President Trump is preparing to lift a trade ban imposed by the Commerce Department on Shenzhen-based technology company ZTE, The Wall Street Journal reports, citing sources familiar with the ongoing trade talks between the United States and China. The two global superpowers are already said to have agreed to some basic details of a deal meant to provide a lifeline to ZTE whose operations were effectively crippled following a seven-year ban on purchasing any kind of American hardware or software which was issued last month.
While the pact is still being worked out, ZTE is understood to have agreed to significant concessions in exchange for the ban being lifted, including new fines meant to be imposed on top of the $892 million penalty the company paid last year over a conspiracy to violate U.S. trade sanctions imposed on North Korea and Iran. The original equipment manufacturer is also said to have agreed to make major management changes and alter its board structure, though the specifics of such efforts have yet to be ironed out. One source cited by the report remains adamant that Washington isn't using ZTE's case as leverage in its trade negotiations with China, though President Trump himself related the episode to the existing tensions between the two countries.

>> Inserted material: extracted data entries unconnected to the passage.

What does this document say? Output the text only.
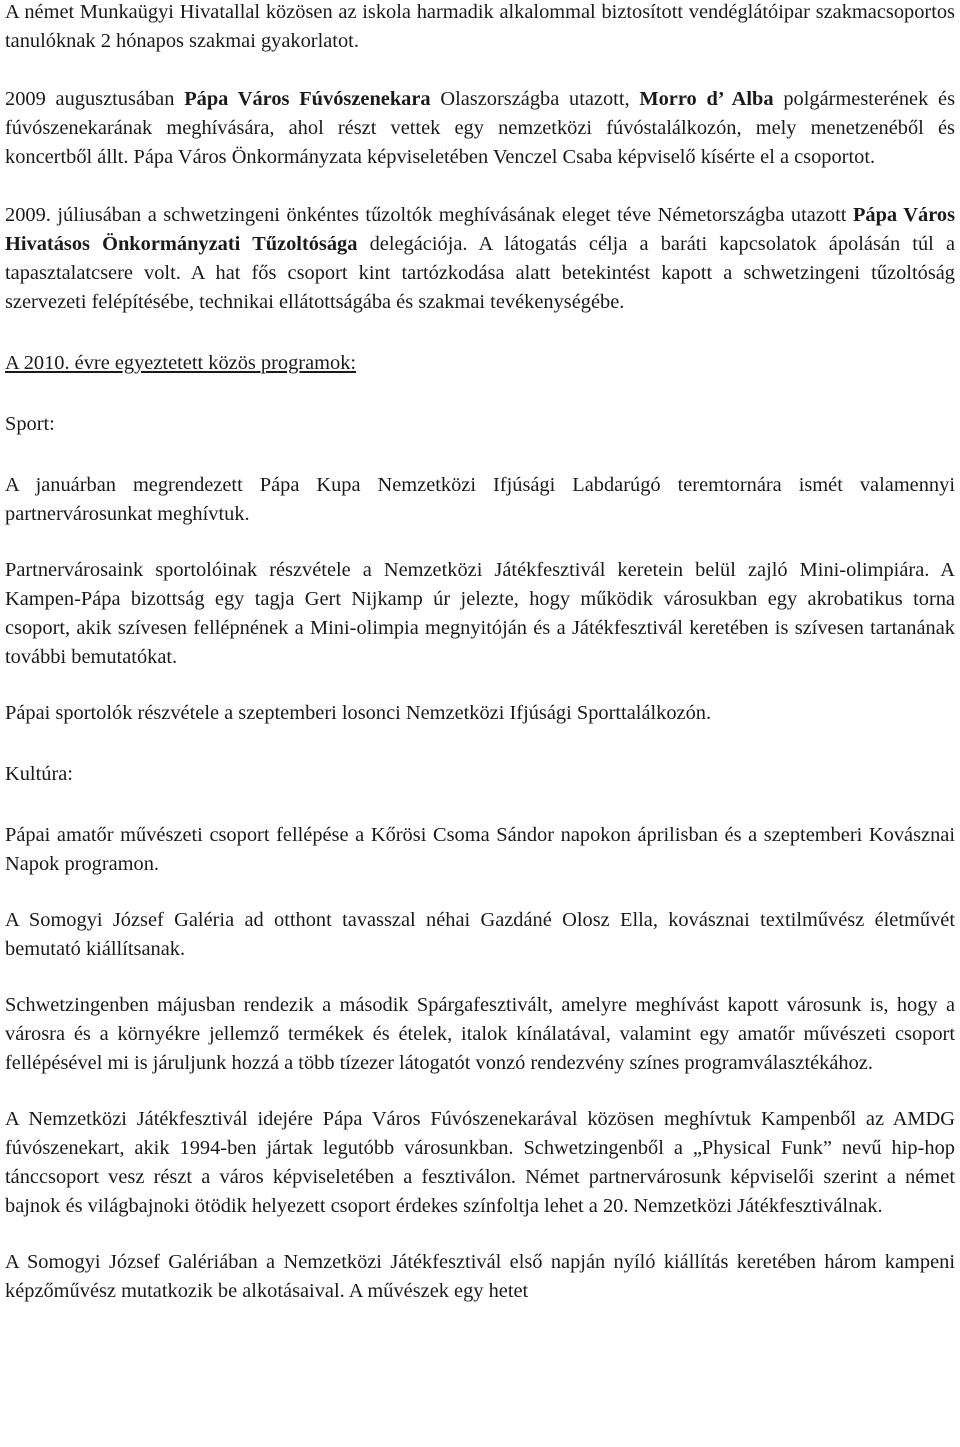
A német Munkaügyi Hivatallal közösen az iskola harmadik alkalommal biztosított vendéglátóipar szakmacsoportos tanulóknak 2 hónapos szakmai gyakorlatot.

2009 augusztusában Pápa Város Fúvószenekara Olaszországba utazott, Morro d’ Alba polgármesterének és fúvószenekarának meghívására, ahol részt vettek egy nemzetközi fúvóstalálkozón, mely menetzenéből és koncertből állt. Pápa Város Önkormányzata képviseletében Venczel Csaba képviselő kísérte el a csoportot.

2009. júliusában a schwetzingeni önkéntes tűzoltók meghívásának eleget téve Németországba utazott Pápa Város Hivatásos Önkormányzati Tűzoltósága delegációja. A látogatás célja a baráti kapcsolatok ápolásán túl a tapasztalatcsere volt. A hat fős csoport kint tartózkodása alatt betekintést kapott a schwetzingeni tűzoltóság szervezeti felépítésébe, technikai ellátottságába és szakmai tevékenységébe.

A 2010. évre egyeztetett közös programok:

Sport:

A januárban megrendezett Pápa Kupa Nemzetközi Ifjúsági Labdarúgó teremtornára ismét valamennyi partnervárosunkat meghívtuk.

Partnervárosaink sportolóinak részvétele a Nemzetközi Játékfesztivál keretein belül zajló Mini-olimpiára. A Kampen-Pápa bizottság egy tagja Gert Nijkamp úr jelezte, hogy működik városukban egy akrobatikus torna csoport, akik szívesen fellépnének a Mini-olimpia megnyitóján és a Játékfesztivál keretében is szívesen tartanának további bemutatókat.

Pápai sportolók részvétele a szeptemberi losonci Nemzetközi Ifjúsági Sporttalálkozón.

Kultúra:

Pápai amatőr művészeti csoport fellépése a Kőrösi Csoma Sándor napokon áprilisban és a szeptemberi Kovásznai Napok programon.

A Somogyi József Galéria ad otthont tavasszal néhai Gazdáné Olosz Ella, kovásznai textilművész életművét bemutató kiállítsanak.

Schwetzingenben májusban rendezik a második Spárgafesztivált, amelyre meghívást kapott városunk is, hogy a városra és a környékre jellemző termékek és ételek, italok kínálatával, valamint egy amatőr művészeti csoport fellépésével mi is járuljunk hozzá a több tízezer látogatót vonzó rendezvény színes programválasztékához.

A Nemzetközi Játékfesztivál idejére Pápa Város Fúvószenekarával közösen meghívtuk Kampenből az AMDG fúvószenekart, akik 1994-ben jártak legutóbb városunkban. Schwetzingenből a „Physical Funk” nevű hip-hop tánccsoport vesz részt a város képviseletében a fesztiválon. Német partnervárosunk képviselői szerint a német bajnok és világbajnoki ötödik helyezett csoport érdekes színfoltja lehet a 20. Nemzetközi Játékfesztiválnak.

A Somogyi József Galériában a Nemzetközi Játékfesztivál első napján nyíló kiállítás keretében három kampeni képzőművész mutatkozik be alkotásaival. A művészek egy hetet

The Commerce Department's ban is likely to bankrupt ZTE in the near future if it isn't lifted, with Beijing wanting to avoid that scenario at all cost, not only because it's a majority owner of the publicly traded OEM but also because the struggling firm is one of the largest telecom companies in the Far Eastern country that's meant to play an important role in China's 5G deployment efforts. As part of the same negotiations, the government helmed by President Xi Jinping is said to have agreed to lift tariffs imposed on U.S. farm goods, as per the same report. ZTE already filed for a reprieve of the supply ban but has yet to hear back from American regulators.